在厦门待的这几天. 总是容易想起以前在香港跑新闻的日子. 那时候维多利亚港的风也是这样黏糊糊的,带着点海腥味,吹得人头发乱糟糟. 今晚在会展中心附近的环岛干道上走. 车流如织. 红色的尾灯拉成了一条条流动的光带,像是血管里奔涌的红细胞,拼了命地要给这座城市输送养分. 我站在天桥上,有点恍惚. 这种感觉很像多年前在纽约,站在布鲁克林大桥下看曼哈顿的夜景. 繁华得让人觉得不真实,又寂寞得让人想掉眼泪.
手里捏着一颗刚才在便利店随手买的大白兔奶糖. 剥开那层薄薄的糯米纸,放进嘴里. 甜味慢慢化开,有点腻,又有点让人安心. 小时候在上海弄堂里,外婆也是这样塞给我一颗糖. 她说,囡囡,吃了糖就不苦了. 其实哪里有什么具体的苦呢,那时候只是因为弄坏了邻居家的花盆被骂了两句. 现在的苦,大多是说不出口的. 比如看着时间一点点从指缝里流走,比如看着镜子里眼角细细的纹路. 比如此刻,在这个陌生的城市路口,突然不知道自己下一站该去哪里.

环岛干道上的车开得真快啊. 嗖的一声就过去了,连个影子都抓不住. 它们都在奔向哪里呢. 也许是回家吃一顿热乎的晚饭,也许是去赶一个推不掉的应酬. 又或者是像我一样,漫无目的地在这个巨大的城市迷宫里打转. 路灯昏黄,把我的影子拉得很长,又在地上折叠起来,像个被揉皱的纸团. 我想起张爱玲写过的那些电车,那种哐当哐当的声音,好像把时间都碾碎了. 这里的车没有声音,只有轮胎摩擦柏油路面的嘶嘶声. 像是一种低语,又像是一种叹息.
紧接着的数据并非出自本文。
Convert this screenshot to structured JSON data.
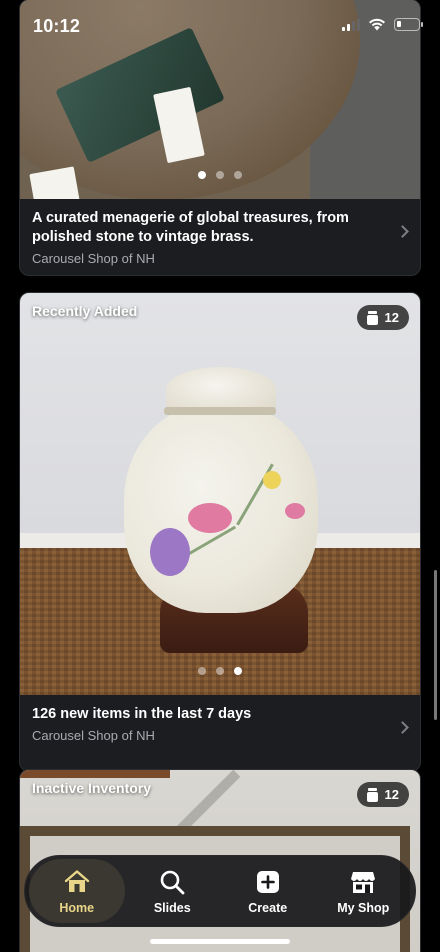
{
  "status_bar": {
    "time": "10:12"
  },
  "cards": [
    {
      "title": "A curated menagerie of global treasures, from polished stone to vintage brass.",
      "subtitle": "Carousel Shop of NH",
      "dots": 3,
      "active_dot": 0
    },
    {
      "label": "Recently Added",
      "count": "12",
      "title": "126 new items in the last 7 days",
      "subtitle": "Carousel Shop of NH",
      "dots": 3,
      "active_dot": 2
    },
    {
      "label": "Inactive Inventory",
      "count": "12"
    }
  ],
  "tab_bar": {
    "tabs": [
      {
        "label": "Home",
        "icon": "home-icon",
        "active": true
      },
      {
        "label": "Slides",
        "icon": "search-icon",
        "active": false
      },
      {
        "label": "Create",
        "icon": "plus-square-icon",
        "active": false
      },
      {
        "label": "My Shop",
        "icon": "storefront-icon",
        "active": false
      }
    ]
  },
  "colors": {
    "active_tab": "#e9d58a",
    "background": "#000000",
    "card": "#1b1d21"
  }
}
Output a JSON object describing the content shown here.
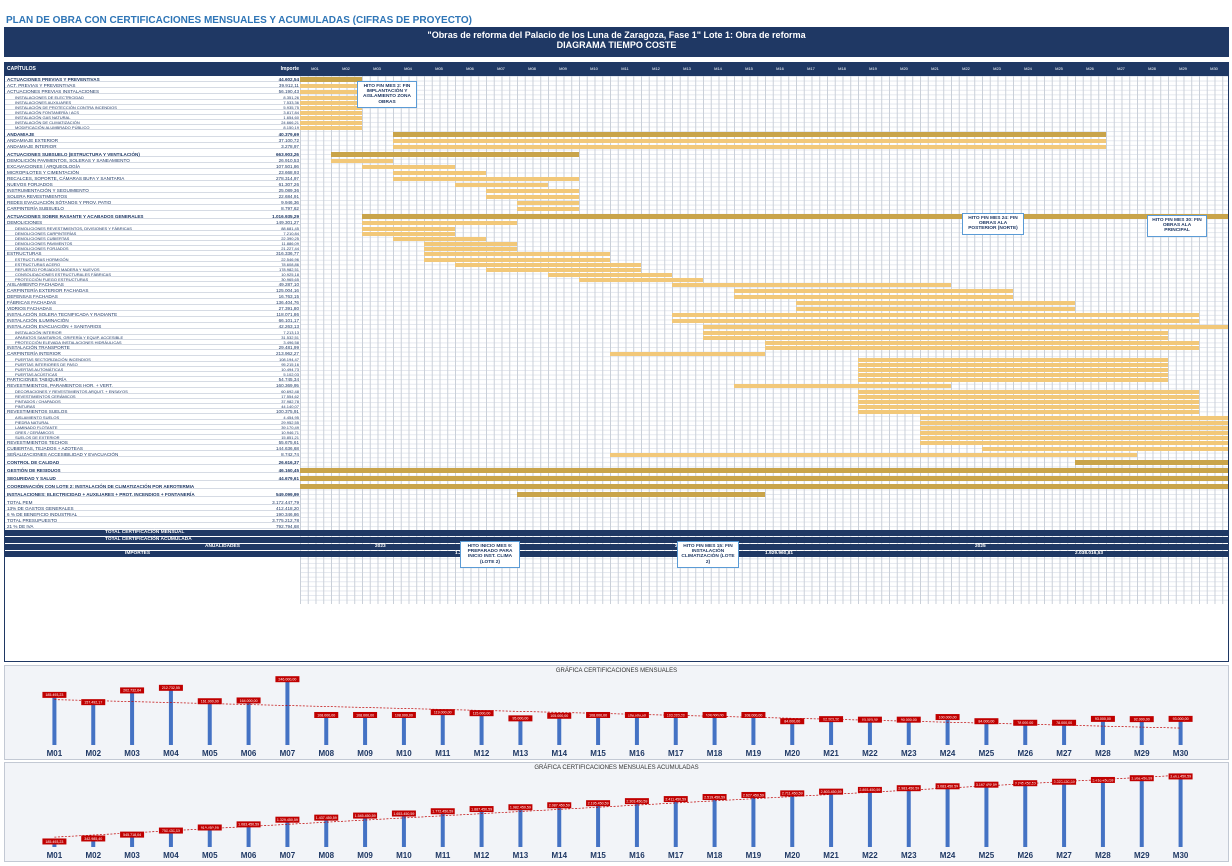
{
  "page": {
    "title": "PLAN DE OBRA CON CERTIFICACIONES MENSUALES Y ACUMULADAS (CIFRAS DE PROYECTO)",
    "banner_line1": "\"Obras de reforma del Palacio de los Luna de Zaragoza, Fase 1\"   Lote 1: Obra de reforma",
    "banner_line2": "DIAGRAMA TIEMPO COSTE"
  },
  "table": {
    "header_label": "CAPÍTULOS",
    "header_importe": "Importe",
    "rows": [
      {
        "label": "ACTUACIONES PREVIAS Y PREVENTIVAS",
        "value": "44.602,54",
        "group": true
      },
      {
        "label": "ACT. PREVIAS Y PREVENTIVAS",
        "value": "39.912,11"
      },
      {
        "label": "ACTUACIONES PREVIAS INSTALACIONES",
        "value": "56.190,43"
      },
      {
        "label": "INSTALACIONES DE ELECTRICIDAD",
        "value": "8.351,26",
        "sub": true
      },
      {
        "label": "INSTALACIONES AUXILIARES",
        "value": "7.533,36",
        "sub": true
      },
      {
        "label": "INSTALACIÓN DE PROTECCIÓN CONTRA INCENDIOS",
        "value": "5.935,75",
        "sub": true
      },
      {
        "label": "INSTALACIÓN FONTANERÍA / ACS",
        "value": "3.817,84",
        "sub": true
      },
      {
        "label": "INSTALACIÓN GAS NATURAL",
        "value": "1.654,60",
        "sub": true
      },
      {
        "label": "INSTALACIÓN DE CLIMATIZACIÓN",
        "value": "24.666,21",
        "sub": true
      },
      {
        "label": "MODIFICACIÓN ALUMBRADO PÚBLICO",
        "value": "8.150,19",
        "sub": true
      },
      {
        "label": "ANDAMIAJE",
        "value": "40.379,69",
        "group": true
      },
      {
        "label": "ANDAMIAJE EXTERIOR",
        "value": "37.100,72"
      },
      {
        "label": "ANDAMIAJE INTERIOR",
        "value": "3.278,97"
      },
      {
        "label": "ACTUACIONES SUBSUELO (ESTRUCTURA Y VENTILACIÓN)",
        "value": "663.903,26",
        "group": true
      },
      {
        "label": "DEMOLICIÓN PAVIMENTOS, SOLERAS Y SANEAMIENTO",
        "value": "26.910,53"
      },
      {
        "label": "EXCAVACIONES / ARQUEOLOGÍA",
        "value": "107.501,86"
      },
      {
        "label": "MICROPILOTES Y CIMENTACIÓN",
        "value": "23.668,93"
      },
      {
        "label": "RECALCES, SOPORTE, CÁMARAS BUFA Y SANITARIA",
        "value": "278.314,97"
      },
      {
        "label": "NUEVOS FORJADOS",
        "value": "61.307,26"
      },
      {
        "label": "INSTRUMENTACIÓN Y SEGUIMIENTO",
        "value": "25.089,36"
      },
      {
        "label": "SOLERA REVESTIMIENTOS",
        "value": "22.684,91"
      },
      {
        "label": "REDES EVACUACIÓN SÓTANOS Y PROV. PATIO",
        "value": "9.946,36"
      },
      {
        "label": "CARPINTERÍA SUBSUELO",
        "value": "8.797,62"
      },
      {
        "label": "ACTUACIONES SOBRE RASANTE Y ACABADOS GENERALES",
        "value": "1.016.935,29",
        "group": true
      },
      {
        "label": "DEMOLICIONES",
        "value": "149.301,27"
      },
      {
        "label": "DEMOLICIONES REVESTIMIENTOS, DIVISIONES Y FÁBRICAS",
        "value": "88.681,45",
        "sub": true
      },
      {
        "label": "DEMOLICIONES CARPINTERÍAS",
        "value": "7.210,84",
        "sub": true
      },
      {
        "label": "DEMOLICIONES CUBIERTAS",
        "value": "22.390,25",
        "sub": true
      },
      {
        "label": "DEMOLICIONES PAVIMENTOS",
        "value": "11.886,09",
        "sub": true
      },
      {
        "label": "DEMOLICIONES FORJADOS",
        "value": "21.227,44",
        "sub": true
      },
      {
        "label": "ESTRUCTURAS",
        "value": "316.336,77"
      },
      {
        "label": "ESTRUCTURAS HORMIGÓN",
        "value": "22.546,96",
        "sub": true
      },
      {
        "label": "ESTRUCTURAS ACERO",
        "value": "78.608,86",
        "sub": true
      },
      {
        "label": "REFUERZO FORJADOS MADERA Y NUEVOS",
        "value": "178.982,51",
        "sub": true
      },
      {
        "label": "CONSOLIDACIONES ESTRUCTURALES FÁBRICAS",
        "value": "10.925,18",
        "sub": true
      },
      {
        "label": "PROTECCIÓN FUEGO ESTRUCTURAS",
        "value": "30.965,65",
        "sub": true
      },
      {
        "label": "AISLAMIENTO FACHADAS",
        "value": "49.287,10"
      },
      {
        "label": "CARPINTERÍA EXTERIOR FACHADAS",
        "value": "125.004,16"
      },
      {
        "label": "DEFENSAS FACHADAS",
        "value": "16.763,15"
      },
      {
        "label": "FÁBRICAS FACHADAS",
        "value": "136.404,76"
      },
      {
        "label": "VIDRIOS FACHADAS",
        "value": "27.391,80"
      },
      {
        "label": "INSTALACIÓN SOLERA TECNIFICADA Y RADIANTE",
        "value": "118.071,86"
      },
      {
        "label": "INSTALACIÓN ILUMINACIÓN",
        "value": "66.101,17"
      },
      {
        "label": "INSTALACIÓN EVACUACIÓN + SANITARIOS",
        "value": "42.263,13"
      },
      {
        "label": "INSTALACIÓN INTERIOR",
        "value": "7.213,13",
        "sub": true
      },
      {
        "label": "APARATOS SANITARIOS, GRIFERÍA Y EQUIP. ACCESIBLE",
        "value": "31.532,51",
        "sub": true
      },
      {
        "label": "PROTECCIÓN ELEVADA INSTALACIONES HIDRÁULICAS",
        "value": "3.496,58",
        "sub": true
      },
      {
        "label": "INSTALACIÓN TRANSPORTE",
        "value": "29.481,99"
      },
      {
        "label": "CARPINTERÍA INTERIOR",
        "value": "213.962,27"
      },
      {
        "label": "PUERTAS SECTORIZACIÓN INCENDIOS",
        "value": "108.194,47",
        "sub": true
      },
      {
        "label": "PUERTAS INTERIORES DE PASO",
        "value": "95.215,16",
        "sub": true
      },
      {
        "label": "PUERTAS AUTOMÁTICAS",
        "value": "10.494,73",
        "sub": true
      },
      {
        "label": "PUERTAS ACÚSTICAS",
        "value": "5.102,03",
        "sub": true
      },
      {
        "label": "PARTICIONES TABIQUERÍA",
        "value": "54.745,34"
      },
      {
        "label": "REVESTIMIENTOS, PARAMENTOS HOR. + VERT.",
        "value": "160.369,95"
      },
      {
        "label": "DECORACIONES Y REVESTIMIENTOS ARQUIT. + ENSAYOS",
        "value": "60.692,48",
        "sub": true
      },
      {
        "label": "REVESTIMIENTOS CERÁMICOS",
        "value": "17.554,62",
        "sub": true
      },
      {
        "label": "PINTADOS / CHAPADOS",
        "value": "37.982,78",
        "sub": true
      },
      {
        "label": "PINTURAS",
        "value": "44.140,07",
        "sub": true
      },
      {
        "label": "REVESTIMIENTOS SUELOS",
        "value": "100.375,91"
      },
      {
        "label": "AISLAMIENTO SUELOS",
        "value": "4.454,95",
        "sub": true
      },
      {
        "label": "PIEDRA NATURAL",
        "value": "29.952,55",
        "sub": true
      },
      {
        "label": "LAMINADO FLOTANTE",
        "value": "39.170,49",
        "sub": true
      },
      {
        "label": "GRES / CERÁMICOS",
        "value": "10.946,71",
        "sub": true
      },
      {
        "label": "SUELOS DE EXTERIOR",
        "value": "15.851,21",
        "sub": true
      },
      {
        "label": "REVESTIMIENTOS TECHOS",
        "value": "55.675,61"
      },
      {
        "label": "CUBIERTAS, TEJADOS + AZOTEAS",
        "value": "144.636,68"
      },
      {
        "label": "SEÑALIZACIONES ACCESIBILIDAD Y EVACUACIÓN",
        "value": "8.742,74"
      },
      {
        "label": "CONTROL DE CALIDAD",
        "value": "26.616,37",
        "group": true
      },
      {
        "label": "GESTIÓN DE RESIDUOS",
        "value": "46.160,45",
        "group": true
      },
      {
        "label": "SEGURIDAD Y SALUD",
        "value": "44.679,61",
        "group": true
      },
      {
        "label": "COORDINACIÓN CON LOTE 2: INSTALACIÓN DE CLIMATIZACIÓN POR AEROTERMIA",
        "value": "",
        "group": true
      },
      {
        "label": "INSTALACIONES: ELECTRICIDAD + AUXILIARES + PROT. INCENDIOS + FONTANERÍA",
        "value": "549.099,99",
        "group": true
      }
    ],
    "totals": [
      {
        "label": "TOTAL PEM",
        "value": "3.172.447,79"
      },
      {
        "label": "13% DE GASTOS GENERALES",
        "value": "412.418,20"
      },
      {
        "label": "6 % DE BENEFICIO INDUSTRIAL",
        "value": "190.346,86"
      },
      {
        "label": "TOTAL PRESUPUESTO",
        "value": "3.775.212,78"
      },
      {
        "label": "21 % DE IVA",
        "value": "792.794,68"
      }
    ],
    "band_mensual": "TOTAL CERTIFICACIÓN MENSUAL",
    "band_acumulada": "TOTAL CERTIFICACIÓN ACUMULADA",
    "band_anualidades": "ANUALIDADES",
    "band_importes": "IMPORTES",
    "years": [
      "2023",
      "2024",
      "2025"
    ],
    "year_amounts": [
      "1.251.384,33",
      "1.929.960,81",
      "2.038.016,53"
    ]
  },
  "callouts": [
    {
      "text": "HITO FIN MES 2: FIN IMPLANTACIÓN Y AISLAMIENTO ZONA OBRAS"
    },
    {
      "text": "HITO FIN MES 24: FIN OBRAS ALA POSTERIOR (NORTE)"
    },
    {
      "text": "HITO FIN MES 30: FIN OBRAS ALA PRINCIPAL"
    },
    {
      "text": "HITO INICIO MES 9: PREPARADO PARA INICIO INST. CLIMA (LOTE 2)"
    },
    {
      "text": "HITO FIN MES 15: FIN INSTALACIÓN CLIMATIZACIÓN (LOTE 2)"
    }
  ],
  "months": [
    "M01",
    "M02",
    "M03",
    "M04",
    "M05",
    "M06",
    "M07",
    "M08",
    "M09",
    "M10",
    "M11",
    "M12",
    "M13",
    "M14",
    "M15",
    "M16",
    "M17",
    "M18",
    "M19",
    "M20",
    "M21",
    "M22",
    "M23",
    "M24",
    "M25",
    "M26",
    "M27",
    "M28",
    "M29",
    "M30"
  ],
  "colors": {
    "navy": "#1f3864",
    "bar": "#4472c4",
    "label": "#c00000",
    "trend": "#c00000",
    "gantt_group": "#c9a44a",
    "gantt_task": "#f2c879"
  },
  "chart_data": [
    {
      "type": "bar",
      "title": "GRÁFICA CERTIFICACIONES MENSUALES",
      "categories": [
        "M01",
        "M02",
        "M03",
        "M04",
        "M05",
        "M06",
        "M07",
        "M08",
        "M09",
        "M10",
        "M11",
        "M12",
        "M13",
        "M14",
        "M15",
        "M16",
        "M17",
        "M18",
        "M19",
        "M20",
        "M21",
        "M22",
        "M23",
        "M24",
        "M25",
        "M26",
        "M27",
        "M28",
        "M29",
        "M30"
      ],
      "values": [
        185493,
        157492,
        202733,
        212733,
        161000,
        164000,
        246000,
        108000,
        108000,
        108000,
        119000,
        115000,
        95000,
        105000,
        108000,
        108000,
        108000,
        108000,
        108000,
        84000,
        92000,
        90000,
        90000,
        100000,
        84000,
        78000,
        78000,
        93000,
        92000,
        93000
      ],
      "value_labels": [
        "185.493,23",
        "157.492,17",
        "202.732,64",
        "212.732,55",
        "161.000,00",
        "164.000,00",
        "246.000,00",
        "108.000,00",
        "108.000,00",
        "108.000,00",
        "119.000,00",
        "115.000,00",
        "95.000,00",
        "105.000,00",
        "108.000,00",
        "108.000,00",
        "108.000,00",
        "108.000,00",
        "108.000,00",
        "84.000,00",
        "92.000,00",
        "90.000,00",
        "90.000,00",
        "100.000,00",
        "84.000,00",
        "78.000,00",
        "78.000,00",
        "93.000,00",
        "92.000,00",
        "93.000,00"
      ],
      "trendline": true
    },
    {
      "type": "bar",
      "title": "GRÁFICA CERTIFICACIONES MENSUALES ACUMULADAS",
      "categories": [
        "M01",
        "M02",
        "M03",
        "M04",
        "M05",
        "M06",
        "M07",
        "M08",
        "M09",
        "M10",
        "M11",
        "M12",
        "M13",
        "M14",
        "M15",
        "M16",
        "M17",
        "M18",
        "M19",
        "M20",
        "M21",
        "M22",
        "M23",
        "M24",
        "M25",
        "M26",
        "M27",
        "M28",
        "M29",
        "M30"
      ],
      "values": [
        185493,
        342985,
        545718,
        758450,
        919450,
        1083450,
        1329450,
        1437450,
        1545450,
        1653450,
        1772450,
        1887450,
        1982450,
        2087450,
        2195450,
        2303450,
        2411450,
        2519450,
        2627450,
        2711450,
        2803450,
        2893450,
        2983450,
        3083450,
        3167450,
        3245450,
        3323450,
        3416450,
        3508450,
        3601450
      ],
      "value_labels": [
        "185.493,23",
        "342.985,40",
        "545.718,04",
        "758.450,59",
        "919.450,59",
        "1.083.450,59",
        "1.329.450,59",
        "1.437.450,59",
        "1.545.450,59",
        "1.653.450,59",
        "1.772.450,59",
        "1.887.450,59",
        "1.982.450,59",
        "2.087.450,59",
        "2.195.450,59",
        "2.303.450,59",
        "2.411.450,59",
        "2.519.450,59",
        "2.627.450,59",
        "2.711.450,59",
        "2.803.450,59",
        "2.893.450,59",
        "2.983.450,59",
        "3.083.450,59",
        "3.167.450,59",
        "3.245.450,59",
        "3.323.450,59",
        "3.416.450,59",
        "3.508.450,59",
        "3.601.450,59"
      ],
      "trendline": true
    }
  ]
}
前面不远处有个卖气球的小贩. 那些气球在夜风里乱晃,五颜六色的,像是一群不安分的梦. 我走过去,买了一个银色的,像月亮. 小贩是个中年男人,皮肤黝黑,笑起来牙齿很白. 他问我,一个人啊. 我点点头,说是啊,一个人. 他没再说话,只是把绳子系紧了递给我. 那一刻,我突然觉得这种陌生人的善意,比那颗糖还要甜一点. 我们都是这座城市里的浮萍. 偶尔碰一下,然后各自漂流.
走到海边的时候,潮水正在上涨. 黑漆漆的海面上,只有远处几点渔火在闪烁. 海浪拍打着礁石,发出沉闷的声响. 这声音让我想起在波士顿读书时的那个冬天. 查尔斯河结了冰,我在河边走,听见冰层下面水流的声音. 那时候觉得世界真安静啊,安静得只能听见自己的心跳. 现在这里太吵了. 车声,风声,海浪声,还有远处不知道哪里传来的广场舞音乐. 但这吵闹里,又藏着一种奇异的宁静. 好像所有的喧嚣都被这无边无际的夜色给吞没了.

我把那颗糖终于吃完了. 嘴里还留着一点奶香味. 那个银色的气球被我拴在手腕上,随着风一跳一跳的. 它想飞走吗. 或许吧. 我们都想飞走,想逃离地心引力,想去一个没有烦恼的地方. 可是我们又都离不开这片土地,离不开这些琐碎的日常. 离不开这一碗热汤面,离不开这一盏路灯,离不开这点点滴滴的烟火气.
坐在长椅上,看着远处会展中心巨大的玻璃幕墙反射着流光溢彩. 我想,这就是未来吗. 我们拼命奔跑,想要追赶的那个未来. 其实未来就在脚下,在每一个当下. 在每一次呼吸里,在每一次心跳中. 就像这条环岛干道,它没有终点,它是一个圆. 我们绕了一圈又一圈,看似回到了原点,其实风景早已不同. 那些经过的人,那些发生过的事,都像这海风一样,吹过了就不见了. 但它们又确实存在过,留下了痕迹. 比如我手腕上勒出的一道红印,比如我嘴里残留的甜味. 比如我现在写下的这些文字.

夜深了. 风更大了些,吹得裙摆猎猎作响. 我站起身,拍了拍裙子上的灰尘. 该回去了. 虽然不知道明天会怎样,但今晚的月色很好. 那个银色的气球在月光下闪闪发光. 像是一个小小的希望,牵在我的手里. 哪怕只是一颗糖的甜度,也足够撑过这个夜晚了. 生活嘛,不就是这样. 一边失去,一边捡拾. 一边回忆,一边继续向前走.